A IN n° 65/2019 permite também, no processo de fabricação da bebida, a adição de produtos de origem animal como o leite e mel, além de madeira às leveduras do gênero Saccharomyces. E qualquer eventual uso de outros ingredientes deverá ficar explícito na rotulagem.

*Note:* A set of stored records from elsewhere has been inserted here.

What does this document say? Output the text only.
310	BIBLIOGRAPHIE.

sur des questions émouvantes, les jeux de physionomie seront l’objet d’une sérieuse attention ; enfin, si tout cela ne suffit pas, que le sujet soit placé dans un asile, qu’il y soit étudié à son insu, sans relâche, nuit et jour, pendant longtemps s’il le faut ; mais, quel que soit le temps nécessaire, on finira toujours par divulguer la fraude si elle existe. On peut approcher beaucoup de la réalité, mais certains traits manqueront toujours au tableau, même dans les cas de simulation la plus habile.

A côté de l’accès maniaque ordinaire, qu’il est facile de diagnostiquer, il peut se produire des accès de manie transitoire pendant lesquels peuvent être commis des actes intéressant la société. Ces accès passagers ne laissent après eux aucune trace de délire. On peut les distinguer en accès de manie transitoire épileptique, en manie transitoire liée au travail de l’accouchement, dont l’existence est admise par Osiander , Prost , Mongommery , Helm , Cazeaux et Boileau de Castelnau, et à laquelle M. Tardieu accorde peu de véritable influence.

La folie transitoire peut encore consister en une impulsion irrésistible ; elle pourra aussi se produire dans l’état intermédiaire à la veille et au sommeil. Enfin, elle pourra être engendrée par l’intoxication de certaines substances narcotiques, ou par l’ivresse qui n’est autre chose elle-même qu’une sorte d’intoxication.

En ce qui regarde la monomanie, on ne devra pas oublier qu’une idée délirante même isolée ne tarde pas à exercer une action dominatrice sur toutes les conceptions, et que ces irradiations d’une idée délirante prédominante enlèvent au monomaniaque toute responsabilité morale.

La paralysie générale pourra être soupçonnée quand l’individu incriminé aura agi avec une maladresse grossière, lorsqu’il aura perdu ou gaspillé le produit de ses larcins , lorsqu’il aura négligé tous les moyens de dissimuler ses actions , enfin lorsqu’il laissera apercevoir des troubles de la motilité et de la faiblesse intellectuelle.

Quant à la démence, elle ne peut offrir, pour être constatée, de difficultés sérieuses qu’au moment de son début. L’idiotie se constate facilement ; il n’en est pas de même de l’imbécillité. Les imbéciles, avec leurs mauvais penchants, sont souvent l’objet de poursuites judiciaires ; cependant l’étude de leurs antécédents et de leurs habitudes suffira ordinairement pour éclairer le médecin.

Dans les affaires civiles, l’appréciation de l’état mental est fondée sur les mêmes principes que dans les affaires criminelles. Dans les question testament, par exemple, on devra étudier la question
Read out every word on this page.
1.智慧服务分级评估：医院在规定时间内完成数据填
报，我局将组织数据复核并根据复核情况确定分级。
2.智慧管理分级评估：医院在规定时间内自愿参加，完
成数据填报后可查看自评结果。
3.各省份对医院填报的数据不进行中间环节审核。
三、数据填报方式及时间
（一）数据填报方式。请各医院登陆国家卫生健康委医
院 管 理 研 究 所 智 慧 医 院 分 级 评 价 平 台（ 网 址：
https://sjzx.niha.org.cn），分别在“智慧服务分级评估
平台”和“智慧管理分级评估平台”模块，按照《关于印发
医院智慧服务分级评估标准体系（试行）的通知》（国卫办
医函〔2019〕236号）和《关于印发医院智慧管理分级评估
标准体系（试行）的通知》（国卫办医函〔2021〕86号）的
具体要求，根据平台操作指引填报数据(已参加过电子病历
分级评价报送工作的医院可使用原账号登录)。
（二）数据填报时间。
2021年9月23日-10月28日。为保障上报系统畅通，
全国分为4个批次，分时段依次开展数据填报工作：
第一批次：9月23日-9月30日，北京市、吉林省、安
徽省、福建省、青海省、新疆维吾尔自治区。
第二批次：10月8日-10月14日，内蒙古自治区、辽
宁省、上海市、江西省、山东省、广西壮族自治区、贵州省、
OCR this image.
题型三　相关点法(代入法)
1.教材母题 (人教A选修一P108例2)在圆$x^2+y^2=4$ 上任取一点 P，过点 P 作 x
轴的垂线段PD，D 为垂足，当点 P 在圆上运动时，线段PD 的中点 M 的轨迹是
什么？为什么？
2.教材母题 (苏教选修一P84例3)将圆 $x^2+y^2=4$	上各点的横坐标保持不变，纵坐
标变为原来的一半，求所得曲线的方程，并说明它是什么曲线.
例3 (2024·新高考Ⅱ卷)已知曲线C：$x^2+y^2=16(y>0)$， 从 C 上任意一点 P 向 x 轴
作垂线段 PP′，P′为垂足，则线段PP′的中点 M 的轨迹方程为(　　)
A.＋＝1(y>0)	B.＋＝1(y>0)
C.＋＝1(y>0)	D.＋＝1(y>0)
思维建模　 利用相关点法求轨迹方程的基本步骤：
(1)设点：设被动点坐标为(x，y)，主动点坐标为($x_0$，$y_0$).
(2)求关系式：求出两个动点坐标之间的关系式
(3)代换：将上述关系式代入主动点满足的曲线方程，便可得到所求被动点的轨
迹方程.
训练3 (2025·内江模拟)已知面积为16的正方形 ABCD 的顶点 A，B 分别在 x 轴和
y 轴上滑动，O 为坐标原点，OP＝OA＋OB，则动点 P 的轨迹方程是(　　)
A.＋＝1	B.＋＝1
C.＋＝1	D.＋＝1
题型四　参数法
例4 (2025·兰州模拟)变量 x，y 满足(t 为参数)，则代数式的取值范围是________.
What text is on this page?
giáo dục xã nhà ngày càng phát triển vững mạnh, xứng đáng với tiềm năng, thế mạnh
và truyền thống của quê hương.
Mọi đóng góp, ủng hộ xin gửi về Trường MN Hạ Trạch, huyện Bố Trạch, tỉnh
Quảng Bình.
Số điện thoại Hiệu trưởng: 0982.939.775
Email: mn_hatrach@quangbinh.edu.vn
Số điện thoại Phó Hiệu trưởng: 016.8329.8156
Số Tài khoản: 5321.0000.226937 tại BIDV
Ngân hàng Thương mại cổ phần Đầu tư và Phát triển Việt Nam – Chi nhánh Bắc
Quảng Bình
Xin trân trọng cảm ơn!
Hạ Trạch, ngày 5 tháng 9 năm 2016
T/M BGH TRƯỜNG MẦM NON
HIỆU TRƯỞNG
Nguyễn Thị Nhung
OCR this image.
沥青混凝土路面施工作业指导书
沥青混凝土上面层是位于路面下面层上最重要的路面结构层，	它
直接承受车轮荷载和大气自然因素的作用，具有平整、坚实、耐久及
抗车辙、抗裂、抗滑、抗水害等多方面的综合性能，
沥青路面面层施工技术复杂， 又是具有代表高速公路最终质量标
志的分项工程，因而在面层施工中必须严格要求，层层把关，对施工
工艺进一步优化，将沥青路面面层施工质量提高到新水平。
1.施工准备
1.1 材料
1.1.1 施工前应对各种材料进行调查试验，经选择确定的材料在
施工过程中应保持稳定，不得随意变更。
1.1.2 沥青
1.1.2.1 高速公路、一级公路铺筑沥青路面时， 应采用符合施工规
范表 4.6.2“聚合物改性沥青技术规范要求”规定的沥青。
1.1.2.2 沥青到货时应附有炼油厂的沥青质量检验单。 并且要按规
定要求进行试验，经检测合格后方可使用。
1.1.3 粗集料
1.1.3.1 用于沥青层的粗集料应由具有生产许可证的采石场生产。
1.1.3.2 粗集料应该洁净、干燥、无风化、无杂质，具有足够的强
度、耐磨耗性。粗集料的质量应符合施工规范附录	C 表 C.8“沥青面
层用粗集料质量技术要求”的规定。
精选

Classificação quanto ao conteúdo alcoólico

A classificação que as cervejas recebem quanto a seu conteúdo alcoólico seguem as seguintes normas:

  • “cerveja sem álcool” ou “cerveja desalcoolizada”: o conteúdo alcoólico é inferior ou igual a 0,5% em volume (0,5% v/v);
  • “cerveja com teor alcoólico reduzido” ou “cerveja com baixo teor alcoólico”: o conteúdo alcoólico é superior a 0,5% em volume (0,5% v/v) e inferior ou igual a 2,0% em volume (2,0% v/v);
  • “cerveja”: seu conteúdo alcoólico é superior a 2,0% em volume (2,0% v/v).
ISO 22000:2018 – Medidas de Controle

A importância da IN n° 65/2019

A IN n° 65/2019 estava em discussão desde 2012 e contou com a participação da sociedade e do setor produtivo, além da realização de numerosas consultas e audiências públicas.

Com isso, esta IN veio para facilitar a vida das cervejarias (especialmente as artesanais), do consumidor e de todo aquele apaixonado por cerveja. Por meio dela foram simplificadas as informações constantes nos rótulos, tornando-a mais simples e direta, facilitando a comunicação entre produtor e mercado consumidor.

Segundo informações constantes em nota do próprio MAPA, o presidente da Câmara Setorial da Cadeia Produtiva da Cerveja, Carlo Lapolli, reconhece que a IN n° 65/2019 “não vai alterar o custo final do produto e vai facilitar o registro de novas cervejarias no Ministério. É consenso no setor cervejeiro que o consumidor está ávido por novidades e o país precisa acompanhar o mercado internacional, com produtos modernos e de maior valor agregado”.

O prazo para que todos se adequam às alterações constantes na IN n° 65/2019 é de 365 dias da data de publicação. Ou seja, até 11 de dezembro de 2020, todas as cervejas produzidas e comercializadas no Brasil precisam seguir os padrões de identidade, qualidade e rotulagem, garantindo maior segurança para todo o processo, desde a fabricação até o consumo final.